The first time I made this broccoli stuffed manicotti was for a cozy family Sunday dinner. Everyone loved the creamy filling and how satisfying the dish was. It quickly became one of our favorites for busy nights when we wanted something hearty but easy to make ahead.
Ingredients
- Pasta: 12 manicotti shells
- Filling: 2 cups (200 g) finely chopped broccoli florets (fresh or thawed from frozen), 1 ½ cups (340 g) ricotta cheese, 1 cup (100 g) shredded mozzarella cheese, ½ cup (50 g) grated Parmesan cheese, 1 large egg, 2 cloves garlic minced, ¼ teaspoon ground nutmeg, ½ teaspoon salt, ¼ teaspoon black pepper
- Sauce & Topping: 3 cups (700 ml) marinara sauce, 1 cup (100 g) shredded mozzarella cheese (for topping), 2 tablespoons grated Parmesan cheese (for topping), 2 tablespoons chopped fresh basil or parsley (optional for garnish)
Instructions
- Prep Baking Dish:
- Preheat oven to 375°F (190°C). Lightly grease a 9x13-inch (23x33 cm) baking dish.
- Boil Pasta:
- Cook manicotti shells in salted boiling water until very al dente, about 6–7 minutes. Drain and rinse with cold water. Set aside.
- Prepare Broccoli:
- Steam or blanch broccoli florets for 2–3 minutes until bright green and just tender. Drain well and finely chop.
- Mix Filling:
- In a large bowl, mix ricotta, mozzarella, Parmesan, egg, garlic, nutmeg, salt, pepper, and chopped broccoli until fully combined.
- Sauce Base:
- Spread 1 cup of marinara sauce over the bottom of the baking dish.
- Stuff Shells:
- Fill each manicotti shell with the broccoli-cheese mixture using a piping bag or small spoon. Arrange filled shells in a single layer in the baking dish.
- Sauce & Cheese:
- Pour remaining marinara sauce evenly over the shells. Top with mozzarella and Parmesan.
- Bake:
- Cover with foil and bake for 30 minutes. Remove foil and bake an additional 10 minutes until bubbly and golden.
- Freeze Option:
- Cover tightly with foil and freeze for up to 3 months. When ready to bake, thaw overnight in the refrigerator and bake as directed, adding 10–15 minutes if baking from frozen.
- Garnish:
- Garnish with fresh basil or parsley before serving if desired.
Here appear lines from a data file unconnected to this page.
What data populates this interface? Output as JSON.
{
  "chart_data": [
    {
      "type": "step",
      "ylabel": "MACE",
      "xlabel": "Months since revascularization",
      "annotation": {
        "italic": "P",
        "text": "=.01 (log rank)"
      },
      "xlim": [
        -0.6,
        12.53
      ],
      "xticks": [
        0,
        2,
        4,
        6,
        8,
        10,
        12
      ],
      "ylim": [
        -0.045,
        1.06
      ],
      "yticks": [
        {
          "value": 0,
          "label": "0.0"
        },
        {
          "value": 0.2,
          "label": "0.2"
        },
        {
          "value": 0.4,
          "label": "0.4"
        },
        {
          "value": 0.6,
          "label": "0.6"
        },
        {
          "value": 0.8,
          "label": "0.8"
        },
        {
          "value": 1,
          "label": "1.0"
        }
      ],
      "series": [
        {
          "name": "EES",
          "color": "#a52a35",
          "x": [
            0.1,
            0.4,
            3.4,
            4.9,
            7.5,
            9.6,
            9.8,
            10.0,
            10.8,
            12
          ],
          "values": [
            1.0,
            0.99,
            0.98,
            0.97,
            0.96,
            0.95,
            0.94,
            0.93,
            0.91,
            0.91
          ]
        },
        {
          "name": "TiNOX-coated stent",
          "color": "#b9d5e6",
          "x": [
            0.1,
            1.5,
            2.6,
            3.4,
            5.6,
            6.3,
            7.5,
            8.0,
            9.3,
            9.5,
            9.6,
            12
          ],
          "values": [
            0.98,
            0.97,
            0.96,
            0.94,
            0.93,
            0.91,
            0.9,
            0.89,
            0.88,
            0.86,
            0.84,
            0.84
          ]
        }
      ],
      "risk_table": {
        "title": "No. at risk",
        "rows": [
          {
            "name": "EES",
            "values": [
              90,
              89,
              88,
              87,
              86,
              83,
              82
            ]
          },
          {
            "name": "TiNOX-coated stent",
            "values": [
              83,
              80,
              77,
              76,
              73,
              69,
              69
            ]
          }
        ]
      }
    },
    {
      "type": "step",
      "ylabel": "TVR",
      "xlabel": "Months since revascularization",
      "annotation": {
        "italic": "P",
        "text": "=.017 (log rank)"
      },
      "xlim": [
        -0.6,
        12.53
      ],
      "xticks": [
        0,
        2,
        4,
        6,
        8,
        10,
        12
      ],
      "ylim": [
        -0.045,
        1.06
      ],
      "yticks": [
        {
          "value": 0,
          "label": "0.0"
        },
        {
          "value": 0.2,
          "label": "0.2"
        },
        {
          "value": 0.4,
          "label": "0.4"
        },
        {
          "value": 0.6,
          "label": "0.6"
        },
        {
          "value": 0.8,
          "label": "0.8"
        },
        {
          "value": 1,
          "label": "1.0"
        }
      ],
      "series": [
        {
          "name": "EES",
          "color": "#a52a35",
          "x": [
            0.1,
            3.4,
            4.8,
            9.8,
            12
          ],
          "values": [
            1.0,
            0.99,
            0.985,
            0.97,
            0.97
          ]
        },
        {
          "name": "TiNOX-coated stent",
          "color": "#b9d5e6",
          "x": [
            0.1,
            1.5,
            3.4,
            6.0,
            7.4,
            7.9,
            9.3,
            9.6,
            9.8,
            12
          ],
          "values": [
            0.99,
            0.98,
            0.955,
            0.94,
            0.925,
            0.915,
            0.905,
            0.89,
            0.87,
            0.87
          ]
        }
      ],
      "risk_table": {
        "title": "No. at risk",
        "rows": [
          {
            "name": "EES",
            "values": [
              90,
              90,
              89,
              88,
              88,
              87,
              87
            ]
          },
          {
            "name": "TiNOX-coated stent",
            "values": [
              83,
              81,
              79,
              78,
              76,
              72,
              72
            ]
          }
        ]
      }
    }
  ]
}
Save It Gathering around the table to enjoy this manicotti brings back many gentle evenings spent with my family. It's always the kind of meal that gets everyone talking and sharing stories over a slow dinner.
Required Tools
Large pot, steamer basket or saucepan, mixing bowl, 9x13-inch baking dish, aluminum foil, piping bag or small spoon
Allergen Information
Contains wheat (pasta), milk, and egg. Always verify cheese and pasta labels if you need to avoid gluten or other allergens.
Nutritional Information (per serving)
Calories: 390, Total Fat: 16 g, Carbohydrates: 41 g, Protein: 20 g
Save It This broccoli stuffed manicotti makes any weeknight feel extra special. Leftovers reheat beautifully for satisfying lunches the next day.
Common Questions About Recipes
- → How do I cook manicotti shells for stuffing?
Boil the manicotti shells in salted water until very al dente, about 6–7 minutes. Drain and rinse with cold water to stop cooking, then fill immediately.
- → Can I use frozen broccoli for the filling?
Yes, thaw frozen broccoli and lightly steam or blanch it until just tender before mixing into the cheese filling.
- → What cheeses are used in the filling?
The filling combines ricotta, shredded mozzarella, and grated Parmesan cheese, creating a creamy and flavorful mixture.
- → How long should the dish be baked?
Bake covered with foil for 30 minutes, then uncovered for an additional 10 minutes until the topping is bubbly and golden.
- → Is this dish suitable for freezing?
Yes, after filling the shells and covering with sauce and cheese, freeze tightly with foil for up to 3 months. Thaw overnight before baking.
- → What herbs best garnish this dish?
Fresh chopped basil or parsley add a bright, fresh finish when sprinkled over before serving.